While doctors often comment on how they adjusted to anatomy lab, how it did not really bother them or how they got used to it, I never did. Not only did I hate the smell, the wasted time, the fat and slime, but I hated the way we butchered the bodies we were assigned. They were handled like animal carcasses, each one sliced and sawed and bisected, the anatomy ending up shredded. Each table gave their bodies nicknames; ours was Fred or Frank. Someone named theirs Abra. The medical students laughed about the bodies, making jokes about tattoos or well-endowed genitals. They pretended to talk for their cadavers: “Hey, Fred is having a bad day today,” or, flapping a dissected arm in the air, “Abra says ‘Hi,’ Danny.
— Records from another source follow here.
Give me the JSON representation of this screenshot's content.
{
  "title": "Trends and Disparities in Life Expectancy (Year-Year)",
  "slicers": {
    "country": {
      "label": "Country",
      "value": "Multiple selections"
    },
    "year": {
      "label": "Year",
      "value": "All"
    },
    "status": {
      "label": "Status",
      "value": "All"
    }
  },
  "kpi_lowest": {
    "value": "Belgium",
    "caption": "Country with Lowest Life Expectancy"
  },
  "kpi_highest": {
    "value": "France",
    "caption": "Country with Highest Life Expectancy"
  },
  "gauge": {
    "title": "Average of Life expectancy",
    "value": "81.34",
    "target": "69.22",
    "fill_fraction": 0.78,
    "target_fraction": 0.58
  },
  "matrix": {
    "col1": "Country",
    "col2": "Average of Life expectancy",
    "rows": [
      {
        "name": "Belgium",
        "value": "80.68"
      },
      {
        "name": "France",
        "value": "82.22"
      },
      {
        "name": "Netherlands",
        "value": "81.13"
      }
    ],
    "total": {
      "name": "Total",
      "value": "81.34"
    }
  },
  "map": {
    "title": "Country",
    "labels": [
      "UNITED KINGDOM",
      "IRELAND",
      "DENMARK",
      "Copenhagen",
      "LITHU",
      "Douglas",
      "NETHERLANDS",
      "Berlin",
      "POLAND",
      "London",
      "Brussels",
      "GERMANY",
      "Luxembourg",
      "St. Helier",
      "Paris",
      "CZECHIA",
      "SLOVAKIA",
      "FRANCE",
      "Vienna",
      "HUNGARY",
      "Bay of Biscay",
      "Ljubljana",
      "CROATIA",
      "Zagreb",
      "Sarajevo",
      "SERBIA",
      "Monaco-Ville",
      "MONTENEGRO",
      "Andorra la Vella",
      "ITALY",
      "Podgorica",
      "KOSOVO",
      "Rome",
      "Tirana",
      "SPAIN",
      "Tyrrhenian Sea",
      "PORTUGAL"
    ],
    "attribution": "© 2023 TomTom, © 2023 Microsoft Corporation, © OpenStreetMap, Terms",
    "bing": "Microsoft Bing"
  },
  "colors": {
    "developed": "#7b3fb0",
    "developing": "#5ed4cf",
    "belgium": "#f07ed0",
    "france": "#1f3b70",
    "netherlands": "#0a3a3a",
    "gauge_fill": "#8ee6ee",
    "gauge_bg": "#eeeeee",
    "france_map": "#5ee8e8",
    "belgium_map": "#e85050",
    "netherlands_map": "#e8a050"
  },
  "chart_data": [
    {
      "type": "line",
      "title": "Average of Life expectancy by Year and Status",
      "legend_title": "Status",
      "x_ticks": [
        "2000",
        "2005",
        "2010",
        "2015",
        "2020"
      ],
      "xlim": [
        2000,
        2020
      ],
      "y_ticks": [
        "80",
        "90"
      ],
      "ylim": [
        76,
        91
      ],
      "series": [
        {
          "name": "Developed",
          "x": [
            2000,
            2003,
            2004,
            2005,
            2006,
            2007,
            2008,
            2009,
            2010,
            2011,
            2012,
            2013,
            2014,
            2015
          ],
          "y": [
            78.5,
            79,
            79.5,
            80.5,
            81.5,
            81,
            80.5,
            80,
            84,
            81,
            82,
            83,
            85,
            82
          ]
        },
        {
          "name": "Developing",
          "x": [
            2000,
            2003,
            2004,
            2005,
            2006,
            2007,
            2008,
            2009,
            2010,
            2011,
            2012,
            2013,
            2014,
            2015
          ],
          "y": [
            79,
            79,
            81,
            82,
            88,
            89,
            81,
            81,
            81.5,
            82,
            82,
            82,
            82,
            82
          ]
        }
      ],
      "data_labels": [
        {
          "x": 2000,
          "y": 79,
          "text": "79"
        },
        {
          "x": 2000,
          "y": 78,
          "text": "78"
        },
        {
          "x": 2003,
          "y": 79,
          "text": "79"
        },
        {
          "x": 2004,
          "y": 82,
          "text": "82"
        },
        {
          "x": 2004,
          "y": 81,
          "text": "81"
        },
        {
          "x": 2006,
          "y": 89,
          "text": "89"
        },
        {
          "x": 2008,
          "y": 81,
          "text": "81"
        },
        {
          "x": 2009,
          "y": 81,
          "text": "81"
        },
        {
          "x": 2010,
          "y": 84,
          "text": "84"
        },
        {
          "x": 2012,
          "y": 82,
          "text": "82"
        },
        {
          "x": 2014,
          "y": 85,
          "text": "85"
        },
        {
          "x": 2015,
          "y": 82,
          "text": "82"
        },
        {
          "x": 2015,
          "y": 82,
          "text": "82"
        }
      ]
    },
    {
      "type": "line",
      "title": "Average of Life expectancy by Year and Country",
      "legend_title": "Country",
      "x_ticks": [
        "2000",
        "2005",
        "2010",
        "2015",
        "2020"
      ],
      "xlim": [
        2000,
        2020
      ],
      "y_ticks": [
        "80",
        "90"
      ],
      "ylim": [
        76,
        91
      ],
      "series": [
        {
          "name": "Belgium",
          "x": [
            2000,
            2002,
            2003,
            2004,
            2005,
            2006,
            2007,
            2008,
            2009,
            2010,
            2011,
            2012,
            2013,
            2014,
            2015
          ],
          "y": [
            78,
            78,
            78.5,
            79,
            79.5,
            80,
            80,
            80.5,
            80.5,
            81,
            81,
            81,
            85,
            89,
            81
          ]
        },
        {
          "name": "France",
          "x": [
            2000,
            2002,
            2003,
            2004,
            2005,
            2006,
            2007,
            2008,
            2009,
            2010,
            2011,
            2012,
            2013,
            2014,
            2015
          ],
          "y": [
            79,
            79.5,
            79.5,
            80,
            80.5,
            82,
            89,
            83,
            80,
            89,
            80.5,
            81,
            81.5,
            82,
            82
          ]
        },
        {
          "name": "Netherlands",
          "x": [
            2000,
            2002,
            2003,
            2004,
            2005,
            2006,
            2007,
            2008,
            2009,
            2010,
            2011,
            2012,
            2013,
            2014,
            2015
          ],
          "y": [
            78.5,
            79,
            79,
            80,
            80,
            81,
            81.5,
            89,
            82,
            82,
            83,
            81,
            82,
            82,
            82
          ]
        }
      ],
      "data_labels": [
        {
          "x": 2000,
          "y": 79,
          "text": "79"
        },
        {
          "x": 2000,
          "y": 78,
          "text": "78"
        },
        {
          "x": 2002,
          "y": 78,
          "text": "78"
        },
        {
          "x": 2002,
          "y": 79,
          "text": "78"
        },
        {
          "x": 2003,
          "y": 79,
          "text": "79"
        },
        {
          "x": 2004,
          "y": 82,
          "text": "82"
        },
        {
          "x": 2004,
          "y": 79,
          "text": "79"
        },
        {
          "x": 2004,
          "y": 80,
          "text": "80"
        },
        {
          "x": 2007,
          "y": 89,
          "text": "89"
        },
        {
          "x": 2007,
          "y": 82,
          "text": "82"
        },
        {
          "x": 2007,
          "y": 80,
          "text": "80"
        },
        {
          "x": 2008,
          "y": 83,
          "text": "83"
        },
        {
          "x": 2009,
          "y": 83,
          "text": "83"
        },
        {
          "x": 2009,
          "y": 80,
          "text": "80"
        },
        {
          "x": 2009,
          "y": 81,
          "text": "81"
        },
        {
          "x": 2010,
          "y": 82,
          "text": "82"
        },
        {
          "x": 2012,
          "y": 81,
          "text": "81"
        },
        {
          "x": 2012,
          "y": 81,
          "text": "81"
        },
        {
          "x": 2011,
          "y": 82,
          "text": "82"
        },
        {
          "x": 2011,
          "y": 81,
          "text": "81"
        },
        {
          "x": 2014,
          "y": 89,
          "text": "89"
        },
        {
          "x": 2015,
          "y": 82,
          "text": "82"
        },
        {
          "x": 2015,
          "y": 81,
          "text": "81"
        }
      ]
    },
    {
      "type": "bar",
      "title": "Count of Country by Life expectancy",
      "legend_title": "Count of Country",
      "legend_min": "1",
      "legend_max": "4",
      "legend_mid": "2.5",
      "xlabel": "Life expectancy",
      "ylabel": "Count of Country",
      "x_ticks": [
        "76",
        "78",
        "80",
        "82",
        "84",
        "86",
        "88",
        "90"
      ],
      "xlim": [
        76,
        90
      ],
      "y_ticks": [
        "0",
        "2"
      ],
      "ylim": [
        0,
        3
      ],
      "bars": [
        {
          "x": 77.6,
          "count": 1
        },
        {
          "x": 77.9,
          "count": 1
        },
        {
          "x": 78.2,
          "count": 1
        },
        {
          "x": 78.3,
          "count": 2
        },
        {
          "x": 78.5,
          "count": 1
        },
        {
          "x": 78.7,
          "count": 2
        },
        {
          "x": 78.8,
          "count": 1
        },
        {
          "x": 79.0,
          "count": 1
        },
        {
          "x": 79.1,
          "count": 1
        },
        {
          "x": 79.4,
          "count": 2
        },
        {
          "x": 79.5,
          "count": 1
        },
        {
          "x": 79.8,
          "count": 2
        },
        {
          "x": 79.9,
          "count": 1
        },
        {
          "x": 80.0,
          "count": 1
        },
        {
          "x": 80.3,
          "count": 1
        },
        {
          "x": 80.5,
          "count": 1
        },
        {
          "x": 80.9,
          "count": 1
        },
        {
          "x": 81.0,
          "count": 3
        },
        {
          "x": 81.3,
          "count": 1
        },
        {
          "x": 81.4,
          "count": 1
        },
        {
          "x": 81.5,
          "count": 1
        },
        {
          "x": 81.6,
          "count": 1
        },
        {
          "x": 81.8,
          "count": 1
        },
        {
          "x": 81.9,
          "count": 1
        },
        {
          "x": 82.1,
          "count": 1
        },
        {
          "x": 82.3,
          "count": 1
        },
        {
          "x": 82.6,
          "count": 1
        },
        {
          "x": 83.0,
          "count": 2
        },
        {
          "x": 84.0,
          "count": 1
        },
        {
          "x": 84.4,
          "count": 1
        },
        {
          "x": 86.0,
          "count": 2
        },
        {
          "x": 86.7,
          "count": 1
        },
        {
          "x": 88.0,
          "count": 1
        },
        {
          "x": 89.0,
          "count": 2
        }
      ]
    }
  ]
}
She’s nicer than that girl you had last night! Come on, touch her the way she likes.”

I have read accounts by medical students who claim that naming their cadavers made them feel closer to them. Some schools encourage students not only to name the bodies but to make up histories for them to fill out the bare information provided. I could only think of who these people had actually been. If this was the body of a well-respected bank director, famous baseball player, or benevolent philanthropist, would it be handled with this little respect? If this was your father, your sibling, your mother, would you still make up a name and identity for them? It seems to me that having unskilled, indifferent, ignorant students hack up someone’s body is the least respectful activity of all. If you wanted to provide an opportunity to learn from an actual human body, you would allow only the most experienced faculty member to perform the dissection. It would be done carefully that way; you would be able to actually see the relevant anatomy; student time would not be wasted in futile activity; and structures could be labeled and studied by the entire class, not just a few students at each table who may or may not know what they are looking at. But then, if you really wanted students to learn anatomy, perhaps you would do as my resident friend had done, and not use cadavers at all.
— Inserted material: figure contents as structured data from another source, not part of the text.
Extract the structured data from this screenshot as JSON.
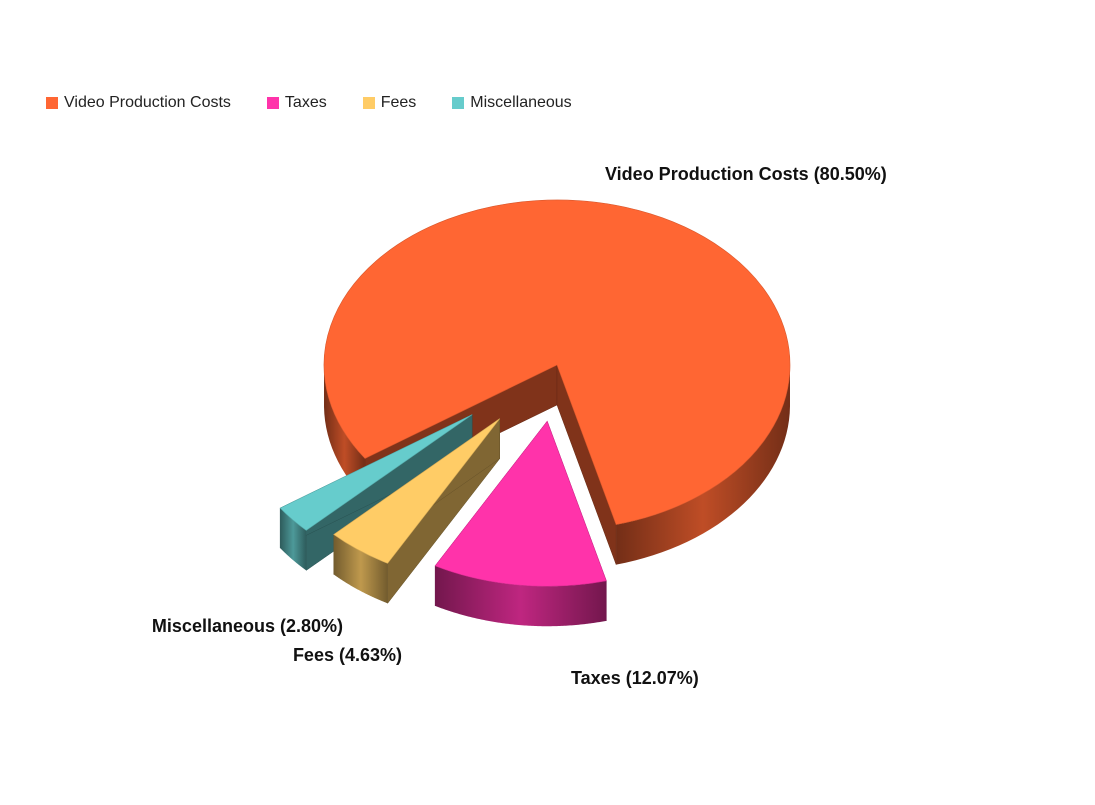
{
  "chart_data": {
    "type": "pie",
    "title": "",
    "legend_position": "top-left",
    "slices": [
      {
        "name": "Video Production Costs",
        "value": 80.5,
        "label": "Video Production Costs (80.50%)",
        "color": "#ff6633"
      },
      {
        "name": "Taxes",
        "value": 12.07,
        "label": "Taxes (12.07%)",
        "color": "#ff33aa"
      },
      {
        "name": "Fees",
        "value": 4.63,
        "label": "Fees (4.63%)",
        "color": "#ffcc66"
      },
      {
        "name": "Miscellaneous",
        "value": 2.8,
        "label": "Miscellaneous (2.80%)",
        "color": "#66cccc"
      }
    ]
  }
}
While it would be hard to practice medicine without knowing something about anatomy, the idea that dissection is necessary is over 100 years old, originating long before there were accurate detailed anatomy drawings, photography, and methods of specimen preservation. With modern technology, with computer simulations that demonstrate anatomy more clearly and in more dimensions than the anatomy lab with its hacked up cadavers ever could, it does make you wonder what the real purpose of anatomy lab is in those medical schools that still require it. Perhaps some medical educators believe that students need to know how to dissect in order to do surgery. Even if that were a valid argument—cadaver dissection is a very different activity than surgery, and medical students hardly do any cutting during surgery, anyway—students who elect to pursue a surgical career could choose to take an anatomy dissection class as a senior elective rather than subject all students to the course.

I suspect there are faculty members and administrators who specifically want to create doctors who are desensitized to the cadaver bodies. They perhaps want medical students to not get emotionally attached to people, dead or alive, as they think “objectivity,” even if it were attainable, is a virtue.
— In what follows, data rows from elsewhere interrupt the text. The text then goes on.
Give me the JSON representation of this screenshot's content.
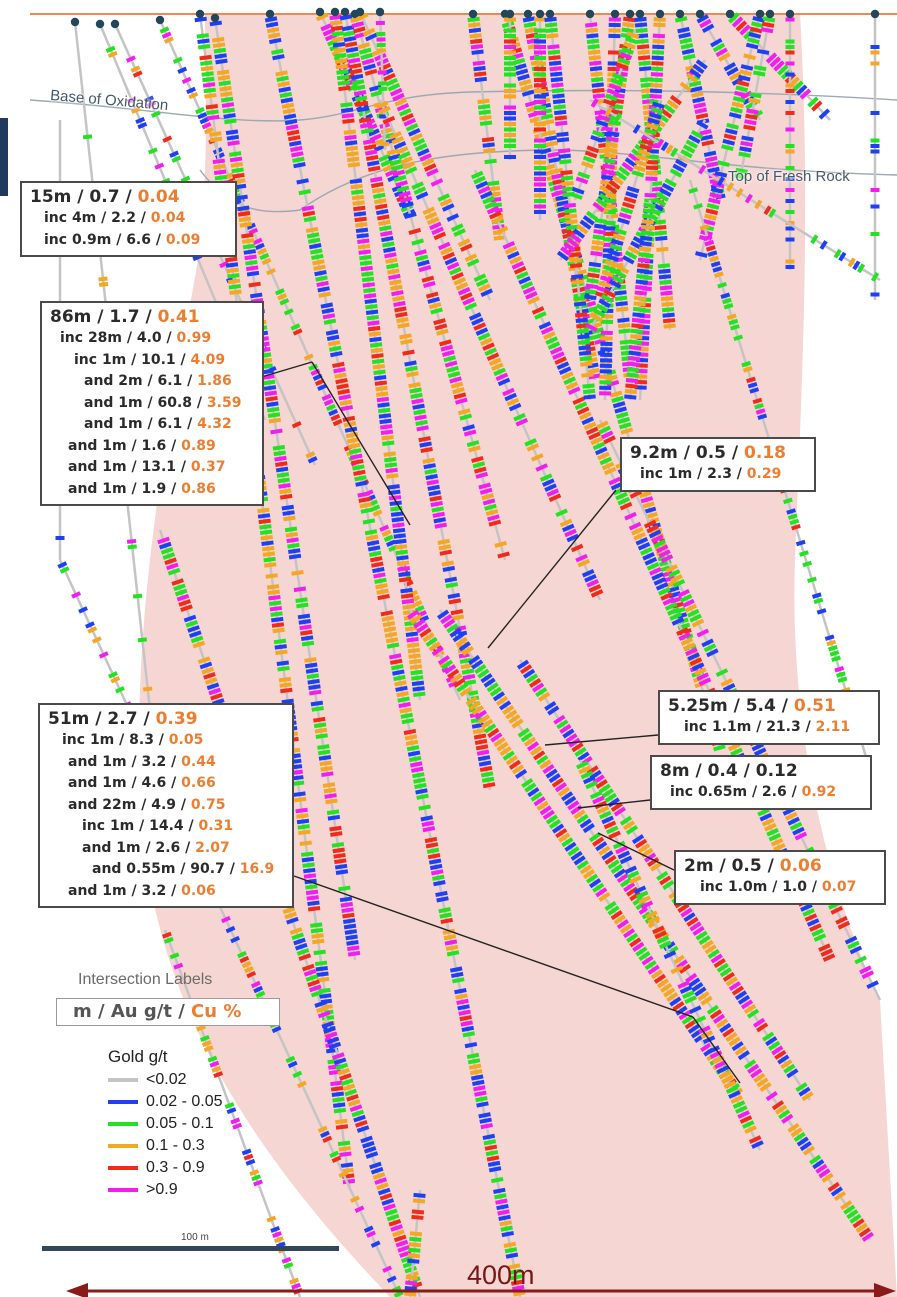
{
  "colors": {
    "halo": "#f6d6d2",
    "trace": "#c4c4c4",
    "topo": "#ec8a4f",
    "collar": "#22475a",
    "surface": "#9aa9b3",
    "cu": "#ed7d31",
    "bins": [
      "#1f3ff5",
      "#22e222",
      "#f5a623",
      "#f02b1c",
      "#f21ef0"
    ]
  },
  "zones": {
    "base_oxidation": "Base of Oxidation",
    "top_fresh_rock": "Top of Fresh Rock"
  },
  "intersections": [
    {
      "header": {
        "m": "15m / 0.7 / ",
        "cu": "0.04"
      },
      "lines": [
        {
          "m": "inc  4m / 2.2 / ",
          "cu": "0.04"
        },
        {
          "m": "inc 0.9m / 6.6 / ",
          "cu": "0.09"
        }
      ]
    },
    {
      "header": {
        "m": "86m / 1.7 / ",
        "cu": "0.41"
      },
      "lines": [
        {
          "m": "inc  28m / 4.0 / ",
          "cu": "0.99"
        },
        {
          "m": "inc 1m / 10.1 / ",
          "cu": "4.09"
        },
        {
          "m": "and 2m / 6.1 / ",
          "cu": "1.86"
        },
        {
          "m": "and 1m / 60.8 / ",
          "cu": "3.59"
        },
        {
          "m": "and 1m / 6.1 / ",
          "cu": "4.32"
        },
        {
          "m": "and 1m / 1.6 / ",
          "cu": "0.89"
        },
        {
          "m": "and 1m / 13.1 / ",
          "cu": "0.37"
        },
        {
          "m": "and 1m / 1.9 / ",
          "cu": "0.86"
        }
      ]
    },
    {
      "header": {
        "m": "9.2m / 0.5 / ",
        "cu": "0.18"
      },
      "lines": [
        {
          "m": "inc  1m / 2.3 / ",
          "cu": "0.29"
        }
      ]
    },
    {
      "header": {
        "m": "5.25m / 5.4 / ",
        "cu": "0.51"
      },
      "lines": [
        {
          "m": "inc  1.1m / 21.3 / ",
          "cu": "2.11"
        }
      ]
    },
    {
      "header": {
        "m": "8m / 0.4 / 0.12",
        "cu": ""
      },
      "lines": [
        {
          "m": "inc  0.65m / 2.6 / ",
          "cu": "0.92"
        }
      ]
    },
    {
      "header": {
        "m": "2m / 0.5 / ",
        "cu": "0.06"
      },
      "lines": [
        {
          "m": "inc  1.0m / 1.0 / ",
          "cu": "0.07"
        }
      ]
    },
    {
      "header": {
        "m": "51m / 2.7 / ",
        "cu": "0.39"
      },
      "lines": [
        {
          "m": "inc  1m / 8.3 / ",
          "cu": "0.05"
        },
        {
          "m": "and 1m / 3.2 / ",
          "cu": "0.44"
        },
        {
          "m": "and 1m / 4.6 / ",
          "cu": "0.66"
        },
        {
          "m": "and 22m / 4.9 / ",
          "cu": "0.75"
        },
        {
          "m": "inc 1m / 14.4 / ",
          "cu": "0.31"
        },
        {
          "m": "and 1m / 2.6 / ",
          "cu": "2.07"
        },
        {
          "m": "and 0.55m / 90.7 / ",
          "cu": "16.9"
        },
        {
          "m": "and 1m / 3.2 / ",
          "cu": "0.06"
        }
      ]
    }
  ],
  "legend": {
    "title": "Intersection Labels",
    "key_m": "m / Au g/t  / ",
    "key_cu": "Cu %",
    "gold_title": "Gold g/t",
    "items": [
      {
        "label": "<0.02",
        "color": "#c4c4c4"
      },
      {
        "label": "0.02 - 0.05",
        "color": "#1f3ff5"
      },
      {
        "label": "0.05 - 0.1",
        "color": "#22e222"
      },
      {
        "label": "0.1 - 0.3",
        "color": "#f5a623"
      },
      {
        "label": "0.3 - 0.9",
        "color": "#f02b1c"
      },
      {
        "label": ">0.9",
        "color": "#f21ef0"
      }
    ]
  },
  "scale": {
    "bar_label": "100 m",
    "width_label": "400m"
  }
}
There is much in medical education that strips students and residents of their humanity. Surely anatomy can be taught in such a way that it does not continue to contribute to the problem.


HARRIET SQUIER, MD, MA, is a family physician who lives near Lansing, Michigan with her husband and son. She has been writing her entire life and is in the process of completing a medical memoir and a novel. She spent more than 20 years teaching literature and medicine and creative writing in medical school and residency settings.